When you look at behavior of EU physicians, they really value the extra information that's coming out of these US trials.

Matt Grennan

“I would have thought something like EU policy would have been closer to optimal..but that’s not what the data says in this case,” he said. “When you look at behavior of EU physicians, they really value the extra information that's coming out of these US trials.” 

The optimal approach, according to their model, looks a lot more like the FDA’s.

They found that products that begin US trials appear better on average at the time they become available in Europe. And though monthly usage fluctuates early on, as the products move through the clinical trials, physicians and patients become increasingly comfortable with them. Their average usage becomes less volatile as more information comes out from testing in the US. 

Testing is important.

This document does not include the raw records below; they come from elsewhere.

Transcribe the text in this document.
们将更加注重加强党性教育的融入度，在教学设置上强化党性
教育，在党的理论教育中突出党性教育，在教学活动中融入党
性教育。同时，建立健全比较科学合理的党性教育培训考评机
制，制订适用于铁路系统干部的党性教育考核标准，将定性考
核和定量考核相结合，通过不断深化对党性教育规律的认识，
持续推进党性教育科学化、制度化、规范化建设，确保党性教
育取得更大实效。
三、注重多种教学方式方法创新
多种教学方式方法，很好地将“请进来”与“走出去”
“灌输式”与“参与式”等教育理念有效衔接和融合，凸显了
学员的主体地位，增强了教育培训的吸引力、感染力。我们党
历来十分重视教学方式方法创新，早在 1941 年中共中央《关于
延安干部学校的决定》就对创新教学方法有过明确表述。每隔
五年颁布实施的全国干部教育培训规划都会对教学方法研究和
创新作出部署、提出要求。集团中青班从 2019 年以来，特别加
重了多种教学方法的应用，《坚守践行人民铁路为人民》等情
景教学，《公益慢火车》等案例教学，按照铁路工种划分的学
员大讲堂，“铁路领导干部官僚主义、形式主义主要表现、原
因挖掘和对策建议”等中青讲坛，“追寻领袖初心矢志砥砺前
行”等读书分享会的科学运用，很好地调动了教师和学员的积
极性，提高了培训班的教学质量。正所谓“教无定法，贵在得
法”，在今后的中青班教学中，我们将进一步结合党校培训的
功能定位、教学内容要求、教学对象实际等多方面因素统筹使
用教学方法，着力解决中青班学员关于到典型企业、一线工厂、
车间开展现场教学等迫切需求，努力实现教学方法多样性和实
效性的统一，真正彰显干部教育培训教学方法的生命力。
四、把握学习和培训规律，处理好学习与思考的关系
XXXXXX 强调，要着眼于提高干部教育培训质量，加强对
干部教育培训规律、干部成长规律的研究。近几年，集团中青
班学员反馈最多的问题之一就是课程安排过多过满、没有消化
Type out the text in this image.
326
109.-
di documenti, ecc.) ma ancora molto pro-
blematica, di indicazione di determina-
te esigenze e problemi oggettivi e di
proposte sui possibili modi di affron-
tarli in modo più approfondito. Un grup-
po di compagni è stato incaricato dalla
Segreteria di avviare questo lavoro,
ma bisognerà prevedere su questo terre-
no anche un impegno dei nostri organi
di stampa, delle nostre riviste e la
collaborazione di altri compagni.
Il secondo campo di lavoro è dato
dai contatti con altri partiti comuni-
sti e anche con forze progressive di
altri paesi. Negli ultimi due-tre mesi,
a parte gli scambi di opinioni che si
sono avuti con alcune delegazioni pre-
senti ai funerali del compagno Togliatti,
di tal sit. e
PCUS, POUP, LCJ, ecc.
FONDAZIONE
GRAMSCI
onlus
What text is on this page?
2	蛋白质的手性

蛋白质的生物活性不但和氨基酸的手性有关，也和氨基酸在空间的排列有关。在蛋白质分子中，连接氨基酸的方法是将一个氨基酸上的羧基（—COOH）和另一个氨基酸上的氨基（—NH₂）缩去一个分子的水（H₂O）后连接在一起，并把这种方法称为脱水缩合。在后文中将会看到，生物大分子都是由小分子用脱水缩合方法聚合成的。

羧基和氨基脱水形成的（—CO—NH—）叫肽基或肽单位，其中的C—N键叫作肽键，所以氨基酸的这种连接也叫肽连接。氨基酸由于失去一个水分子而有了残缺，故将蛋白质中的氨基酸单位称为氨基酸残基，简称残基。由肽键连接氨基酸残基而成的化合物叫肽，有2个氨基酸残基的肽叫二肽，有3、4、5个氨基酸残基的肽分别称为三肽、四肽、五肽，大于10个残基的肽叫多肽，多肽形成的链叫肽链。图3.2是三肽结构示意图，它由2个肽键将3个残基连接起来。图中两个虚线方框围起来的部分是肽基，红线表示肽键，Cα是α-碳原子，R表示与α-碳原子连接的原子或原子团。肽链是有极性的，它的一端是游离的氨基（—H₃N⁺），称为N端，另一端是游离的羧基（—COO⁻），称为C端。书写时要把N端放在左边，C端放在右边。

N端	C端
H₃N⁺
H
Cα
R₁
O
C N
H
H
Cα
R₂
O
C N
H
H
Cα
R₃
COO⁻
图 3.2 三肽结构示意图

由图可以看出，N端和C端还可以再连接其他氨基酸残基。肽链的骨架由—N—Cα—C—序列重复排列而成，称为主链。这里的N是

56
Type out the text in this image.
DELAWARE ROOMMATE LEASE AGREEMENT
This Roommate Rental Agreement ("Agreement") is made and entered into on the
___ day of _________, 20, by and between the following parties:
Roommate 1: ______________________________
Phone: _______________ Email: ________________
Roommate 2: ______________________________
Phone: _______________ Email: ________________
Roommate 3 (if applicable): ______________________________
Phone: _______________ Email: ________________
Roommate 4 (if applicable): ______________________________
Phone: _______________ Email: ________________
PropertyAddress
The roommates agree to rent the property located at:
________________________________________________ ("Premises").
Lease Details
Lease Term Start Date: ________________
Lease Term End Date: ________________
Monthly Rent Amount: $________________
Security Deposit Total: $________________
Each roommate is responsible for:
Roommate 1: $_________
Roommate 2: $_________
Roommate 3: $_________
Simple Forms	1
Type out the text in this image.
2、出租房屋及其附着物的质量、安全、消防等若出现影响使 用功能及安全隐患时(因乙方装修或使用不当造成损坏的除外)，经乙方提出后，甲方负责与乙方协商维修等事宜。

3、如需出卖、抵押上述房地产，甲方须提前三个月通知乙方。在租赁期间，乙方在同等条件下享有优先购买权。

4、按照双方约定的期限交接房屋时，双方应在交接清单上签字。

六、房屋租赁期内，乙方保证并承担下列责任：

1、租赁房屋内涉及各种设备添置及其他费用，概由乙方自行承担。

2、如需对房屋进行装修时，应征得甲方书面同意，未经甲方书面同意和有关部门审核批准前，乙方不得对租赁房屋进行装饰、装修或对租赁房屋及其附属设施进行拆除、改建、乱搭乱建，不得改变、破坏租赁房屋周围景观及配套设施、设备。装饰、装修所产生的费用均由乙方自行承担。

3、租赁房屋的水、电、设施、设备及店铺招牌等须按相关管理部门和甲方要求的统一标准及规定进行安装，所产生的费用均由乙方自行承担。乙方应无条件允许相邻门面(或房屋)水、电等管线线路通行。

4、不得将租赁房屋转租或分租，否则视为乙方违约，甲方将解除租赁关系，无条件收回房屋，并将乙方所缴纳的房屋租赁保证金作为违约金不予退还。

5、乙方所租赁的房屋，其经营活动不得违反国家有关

If the US had the same standards as Europe, then the authors say overall welfare in the EU would drop by 6.4 percent. On the other hand, it would improve 3-7 percent by requiring more premarket testing. The most effective model would be to have premarket clinical trials that were 16-17 months longer than current EU requirements.

Recent reforms in the EU that go into effect this year would bring testing of medical devices closer to the US model. And 2016 legislation in the US will speed up the approval process at the FDA on the front end, while allowing it to keep collecting data after a new product hits the market, in order to monitor its safety and effectiveness.

“There are a lot of returns to early testing that seems to me to be pretty important,” Grennan said. “To the extent that there are a lot of medical device markets where there is very little if any testing, I think our research would indicate there would be a broad set of parameters in which some degree of clinical testing of products would be especially helpful.”

“Regulating Innovation with Uncertain Quality: Information, Risk, and Access in Medical Devices” appears in the January issue of the American Economic Review.